Cette réflexion pourrait associer les autorités publiques, les autorités coutumières et religieuses, les organisations de jeunesse, les associations de femmes et les acteurs de la société civile. Il pourrait notamment être question de distinguer clairement ce qui relève de la symbolique coutumière, des cadeaux aux familles et des dépenses liées à la cérémonie, afin d’éviter une accumulation d’exigences qui alourdit considérablement le coût du mariage.

Au Togo, une expérience qui mérite d’être regardée

Le Burkina Faso n’est pas le seul pays confronté à la question de l’encadrement de la dot. Au Togo, le Code des personnes et de la famille prévoit que la dot a un caractère symbolique et que son montant ne peut excéder 10 000 FCFA. Cette disposition figure à l’article 56 du Code. Cette règle ne signifie pas que toutes les dépenses liées aux cérémonies traditionnelles togolaises se limitent à 10 000 FCFA. Les pratiques familiales et les autres dépenses peuvent être beaucoup plus importantes. Mais le législateur togolais a au moins posé une limite légale à la dot elle-même, afin de lui conserver son caractère symbolique.

Cette expérience mérite d’être examinée au Burkina Faso. Sans nécessairement reproduire à l’identique le modèle togolais, le pays pourrait engager une réflexion sur la possibilité de réglementer les dépenses ou exigences liées au mariage coutumier, en concertation avec les autorités coutumières, religieuses et les représentants des différentes communautés.

L’enjeu ne serait pas de supprimer les traditions, encore moins d’imposer un montant identique à toutes les communautés, mais de rechercher un équilibre entre respect des coutumes, dignité du mariage et capacités financières des futurs couples.

Le nouveau Code pose aussi la question du cadreLa question prend une dimension particulière depuis l’adoption du nouveau Code des personnes et de la famille en 2025, qui reconnaît désormais les mariages coutumiers et religieux sous certaines conditions, notamment leur transcription à l’état civil. Cette évolution juridique invite aussi à réfléchir aux conditions dans lesquelles ces mariages sont pratiqués dans la société.

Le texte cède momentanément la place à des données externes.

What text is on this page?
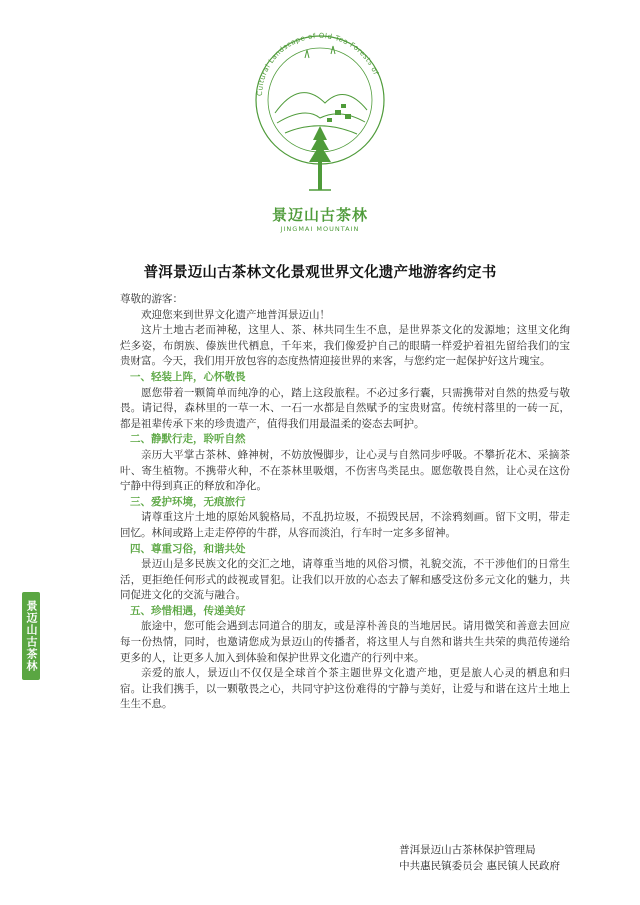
Cultural Landscape of Old Tea Forests of
景迈山古茶林
JINGMAI MOUNTAIN
普洱景迈山古茶林文化景观世界文化遗产地游客约定书

尊敬的游客：

欢迎您来到世界文化遗产地普洱景迈山！

这片土地古老而神秘，这里人、茶、林共同生生不息，是世界茶文化的发源地；这里文化绚烂多姿，布朗族、傣族世代栖息，千年来，我们像爱护自己的眼睛一样爱护着祖先留给我们的宝贵财富。今天，我们用开放包容的态度热情迎接世界的来客，与您约定一起保护好这片瑰宝。

一、轻装上阵，心怀敬畏

愿您带着一颗简单而纯净的心，踏上这段旅程。不必过多行囊，只需携带对自然的热爱与敬畏。请记得，森林里的一草一木、一石一水都是自然赋予的宝贵财富。传统村落里的一砖一瓦，都是祖辈传承下来的珍贵遗产，值得我们用最温柔的姿态去呵护。

二、静默行走，聆听自然

亲历大平掌古茶林、蜂神树，不妨放慢脚步，让心灵与自然同步呼吸。不攀折花木、采摘茶叶、寄生植物。不携带火种，不在茶林里吸烟，不伤害鸟类昆虫。愿您敬畏自然，让心灵在这份宁静中得到真正的释放和净化。

三、爱护环境，无痕旅行

请尊重这片土地的原始风貌格局，不乱扔垃圾，不损毁民居，不涂鸦刻画。留下文明，带走回忆。林间或路上走走停停的牛群，从容而淡泊，行车时一定多多留神。

四、尊重习俗，和谐共处

景迈山是多民族文化的交汇之地，请尊重当地的风俗习惯，礼貌交流，不干涉他们的日常生活，更拒绝任何形式的歧视或冒犯。让我们以开放的心态去了解和感受这份多元文化的魅力，共同促进文化的交流与融合。

五、珍惜相遇，传递美好

旅途中，您可能会遇到志同道合的朋友，或是淳朴善良的当地居民。请用微笑和善意去回应每一份热情，同时，也邀请您成为景迈山的传播者，将这里人与自然和谐共生共荣的典范传递给更多的人，让更多人加入到体验和保护世界文化遗产的行列中来。

亲爱的旅人，景迈山不仅仅是全球首个茶主题世界文化遗产地，更是旅人心灵的栖息和归宿。让我们携手，以一颗敬畏之心，共同守护这份难得的宁静与美好，让爱与和谐在这片土地上生生不息。

普洱景迈山古茶林保护管理局
中共惠民镇委员会 惠民镇人民政府
景迈山古茶林
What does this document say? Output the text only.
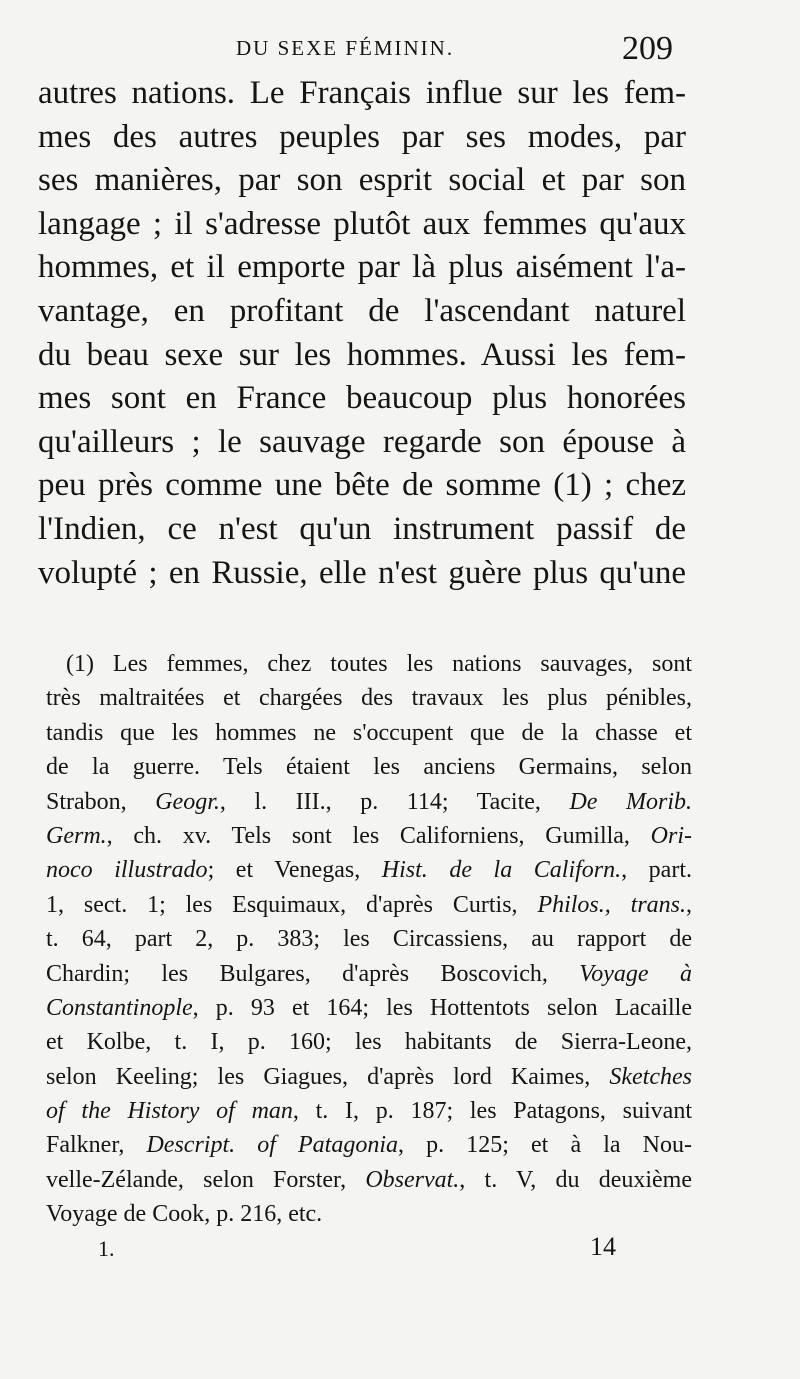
DU SEXE FÉMININ.	209
autres nations. Le Français influe sur les fem-
mes des autres peuples par ses modes, par
ses manières, par son esprit social et par son
langage ; il s'adresse plutôt aux femmes qu'aux
hommes, et il emporte par là plus aisément l'a-
vantage, en profitant de l'ascendant naturel
du beau sexe sur les hommes. Aussi les fem-
mes sont en France beaucoup plus honorées
qu'ailleurs ; le sauvage regarde son épouse à
peu près comme une bête de somme (1) ; chez
l'Indien, ce n'est qu'un instrument passif de
volupté ; en Russie, elle n'est guère plus qu'une
(1) Les femmes, chez toutes les nations sauvages, sont
très maltraitées et chargées des travaux les plus pénibles,
tandis que les hommes ne s'occupent que de la chasse et
de la guerre. Tels étaient les anciens Germains, selon
Strabon, Geogr., l. III., p. 114; Tacite, De Morib.
Germ., ch. xv. Tels sont les Californiens, Gumilla, Ori-
noco illustrado; et Venegas, Hist. de la Californ., part.
1, sect. 1; les Esquimaux, d'après Curtis, Philos., trans.,
t. 64, part 2, p. 383; les Circassiens, au rapport de
Chardin; les Bulgares, d'après Boscovich, Voyage à
Constantinople, p. 93 et 164; les Hottentots selon Lacaille
et Kolbe, t. I, p. 160; les habitants de Sierra-Leone,
selon Keeling; les Giagues, d'après lord Kaimes, Sketches
of the History of man, t. I, p. 187; les Patagons, suivant
Falkner, Descript. of Patagonia, p. 125; et à la Nou-
velle-Zélande, selon Forster, Observat., t. V, du deuxième
Voyage de Cook, p. 216, etc.
1.	14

Le Burkina Faso pourrait donc ouvrir un débat national sur la question, non pas pour fixer une somme identique à toutes les communautés, mais pour prévenir les exigences excessives et protéger les futurs couples contre une pression financière disproportionnée.

Un appel à la réflexion

Le mariage devrait avant tout être le début de la construction d’un foyer et non le point de départ d’un endettement. Dans un pays où la jeunesse est encouragée à entreprendre, à créer des emplois et à participer au développement économique, il serait paradoxal que certains jeunes soient obligés de mobiliser des ressources considérables simplement pour satisfaire des exigences matrimoniales auxquelles ils ne peuvent financièrement faire face.

Le gouvernement burkinabè gagnerait donc à ouvrir une concertation nationale sur les dépenses liées au mariage coutumier. Les autorités coutumières et les familles doivent naturellement être au cœur de cette réflexion, afin qu’une éventuelle réglementation ne soit ni une remise en cause des traditions ni une uniformisation des pratiques.

L’objectif pourrait être simple : préserver la valeur du mariage coutumier tout en faisant en sorte que son coût ne devienne pas un obstacle à la constitution des familles. Car se marier ne devrait pas être une compétition de moyens financiers. Une tradition qui rassemble les familles doit avant tout rester accessible à ceux qui souhaitent fonder un foyer.